Here's how to encrypt the dataset locally and transmit to the Decentriq platform:
data = dqsql.read_input_csv_file("/path/to/original_data.csv", has_header=False)
encryption_key = dq.Key()
dataset_id = dqsql.upload_and_publish_tabular_dataset(
data, encryption_key, dcr_id,
table=original_data_node_name,
session=session,
description="dataset provisioned via the SDK",
validate=True
)
Once the original dataset is provisioned, you can run the Synthetic Data Generation computation and get the resulting artificial data.
raw_result = session.run_computation_and_get_results(dcr_id, sdg_node_id)
zip_result = dqc.read_result_as_zipfile(raw_result)

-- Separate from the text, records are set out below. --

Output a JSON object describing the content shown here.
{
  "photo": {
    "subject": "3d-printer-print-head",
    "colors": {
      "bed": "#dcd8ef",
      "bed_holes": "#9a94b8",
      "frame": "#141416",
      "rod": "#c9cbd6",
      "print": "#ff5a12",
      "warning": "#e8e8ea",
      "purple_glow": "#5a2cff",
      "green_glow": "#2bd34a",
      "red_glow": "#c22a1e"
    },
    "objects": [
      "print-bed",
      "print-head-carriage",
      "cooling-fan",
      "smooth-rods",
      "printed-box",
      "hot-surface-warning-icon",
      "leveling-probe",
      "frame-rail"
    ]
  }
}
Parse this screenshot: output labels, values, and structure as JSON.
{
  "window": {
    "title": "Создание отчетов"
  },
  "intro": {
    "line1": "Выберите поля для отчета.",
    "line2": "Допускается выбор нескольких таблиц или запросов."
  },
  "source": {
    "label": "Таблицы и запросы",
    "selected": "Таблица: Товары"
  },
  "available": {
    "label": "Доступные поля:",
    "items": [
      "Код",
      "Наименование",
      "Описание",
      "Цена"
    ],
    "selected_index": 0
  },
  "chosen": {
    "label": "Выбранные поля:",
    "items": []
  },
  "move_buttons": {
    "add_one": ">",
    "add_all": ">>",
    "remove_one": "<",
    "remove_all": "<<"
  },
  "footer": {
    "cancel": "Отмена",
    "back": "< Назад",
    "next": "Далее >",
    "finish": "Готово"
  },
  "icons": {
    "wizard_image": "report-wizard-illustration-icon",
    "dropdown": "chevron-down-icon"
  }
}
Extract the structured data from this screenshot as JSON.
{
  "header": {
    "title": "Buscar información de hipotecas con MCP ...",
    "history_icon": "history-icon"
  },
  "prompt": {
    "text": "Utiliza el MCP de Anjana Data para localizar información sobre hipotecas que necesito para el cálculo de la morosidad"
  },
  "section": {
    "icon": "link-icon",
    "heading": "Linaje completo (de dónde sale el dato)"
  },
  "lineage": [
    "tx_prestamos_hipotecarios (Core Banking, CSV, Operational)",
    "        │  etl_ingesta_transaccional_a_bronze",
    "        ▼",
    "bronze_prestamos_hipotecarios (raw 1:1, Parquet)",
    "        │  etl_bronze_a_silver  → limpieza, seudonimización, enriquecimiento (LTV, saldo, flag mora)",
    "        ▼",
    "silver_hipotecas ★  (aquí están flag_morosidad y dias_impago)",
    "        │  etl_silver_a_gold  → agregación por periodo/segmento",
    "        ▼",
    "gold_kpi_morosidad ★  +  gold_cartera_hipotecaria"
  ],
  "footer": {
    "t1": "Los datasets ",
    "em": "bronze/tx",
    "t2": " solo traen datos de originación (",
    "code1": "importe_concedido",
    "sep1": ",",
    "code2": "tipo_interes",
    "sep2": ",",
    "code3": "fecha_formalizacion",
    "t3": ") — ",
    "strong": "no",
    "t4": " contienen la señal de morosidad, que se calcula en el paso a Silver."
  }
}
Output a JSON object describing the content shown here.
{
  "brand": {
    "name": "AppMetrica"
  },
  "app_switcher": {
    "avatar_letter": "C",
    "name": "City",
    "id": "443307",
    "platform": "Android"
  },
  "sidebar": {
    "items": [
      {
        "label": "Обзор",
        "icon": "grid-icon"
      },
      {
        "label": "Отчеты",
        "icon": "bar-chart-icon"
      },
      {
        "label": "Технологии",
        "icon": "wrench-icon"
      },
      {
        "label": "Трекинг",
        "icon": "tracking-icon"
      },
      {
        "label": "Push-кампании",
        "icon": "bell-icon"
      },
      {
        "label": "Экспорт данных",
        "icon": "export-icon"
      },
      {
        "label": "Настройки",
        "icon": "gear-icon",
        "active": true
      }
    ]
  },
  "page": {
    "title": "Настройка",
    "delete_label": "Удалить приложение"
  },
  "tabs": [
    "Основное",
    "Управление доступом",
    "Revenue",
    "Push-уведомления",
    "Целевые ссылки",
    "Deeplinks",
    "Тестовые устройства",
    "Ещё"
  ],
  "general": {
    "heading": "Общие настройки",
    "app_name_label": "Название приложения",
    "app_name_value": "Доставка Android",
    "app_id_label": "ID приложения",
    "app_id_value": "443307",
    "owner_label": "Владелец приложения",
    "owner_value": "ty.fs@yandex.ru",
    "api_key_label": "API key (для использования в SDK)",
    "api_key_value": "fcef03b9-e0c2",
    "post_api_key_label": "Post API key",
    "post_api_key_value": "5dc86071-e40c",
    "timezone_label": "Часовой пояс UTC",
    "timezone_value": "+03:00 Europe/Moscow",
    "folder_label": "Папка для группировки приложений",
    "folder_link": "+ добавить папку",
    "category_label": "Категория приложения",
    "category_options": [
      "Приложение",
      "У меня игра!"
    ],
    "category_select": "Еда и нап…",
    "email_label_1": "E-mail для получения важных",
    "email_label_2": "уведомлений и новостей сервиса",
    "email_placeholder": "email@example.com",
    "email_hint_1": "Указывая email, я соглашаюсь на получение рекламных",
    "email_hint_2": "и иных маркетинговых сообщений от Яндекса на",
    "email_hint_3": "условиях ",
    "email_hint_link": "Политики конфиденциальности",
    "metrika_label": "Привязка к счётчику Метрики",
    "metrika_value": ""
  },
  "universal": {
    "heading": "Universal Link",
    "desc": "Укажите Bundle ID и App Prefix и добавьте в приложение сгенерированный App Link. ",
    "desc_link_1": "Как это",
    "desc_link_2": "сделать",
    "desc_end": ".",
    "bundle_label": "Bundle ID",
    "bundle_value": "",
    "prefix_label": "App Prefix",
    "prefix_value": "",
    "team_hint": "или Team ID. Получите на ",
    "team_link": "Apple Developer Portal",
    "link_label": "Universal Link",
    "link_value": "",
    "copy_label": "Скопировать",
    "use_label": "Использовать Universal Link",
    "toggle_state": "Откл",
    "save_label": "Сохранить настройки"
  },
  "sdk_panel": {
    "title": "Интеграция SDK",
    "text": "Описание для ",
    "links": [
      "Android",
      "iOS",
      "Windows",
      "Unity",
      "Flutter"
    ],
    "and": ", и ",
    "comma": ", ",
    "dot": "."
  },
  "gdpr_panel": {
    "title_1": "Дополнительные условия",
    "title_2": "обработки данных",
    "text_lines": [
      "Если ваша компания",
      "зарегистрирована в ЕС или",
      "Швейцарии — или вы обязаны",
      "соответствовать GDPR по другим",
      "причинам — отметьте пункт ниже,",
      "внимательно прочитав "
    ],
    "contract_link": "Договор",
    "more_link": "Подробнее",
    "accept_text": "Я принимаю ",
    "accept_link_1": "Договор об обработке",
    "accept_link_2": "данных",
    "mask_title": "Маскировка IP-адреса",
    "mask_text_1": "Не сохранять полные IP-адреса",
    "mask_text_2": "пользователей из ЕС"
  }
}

result = zip_result.read("dataset.csv").decode()
print(result)
assert len(result.splitlines()) == 50
That's how the example synthetic data result looks like:
hsharp@gmail.com,44,1,1,0,0
mossjessica@wilkinson.com,32,0,1,1,0
sheri73@gmail.com,19,1,0,1,0
paulmack@turner.com,44,0,1,1,1
michael87@richards.com,32,0,0,1,1
wendynelson@pennington-moore.com,56,0,1,1,0
jchan@gmail.com,34,1,0,1,0
dianeclark@rodriguez.com,32,1,1,1,1
deannacrawford@yahoo.com,19,0,1,0,1
dianeclark@rodriguez.com,56,1,1,1,0
...
When the referenced Data Clean Room was created using the Decentriq UI:
The compute_node_id
argument of the run_computation_and_get_results()
will have the format <NODE_ID>_container
,
where <NODE_ID>
corresponds to the value that you see when hovering your mouse pointer over
the name of that computation.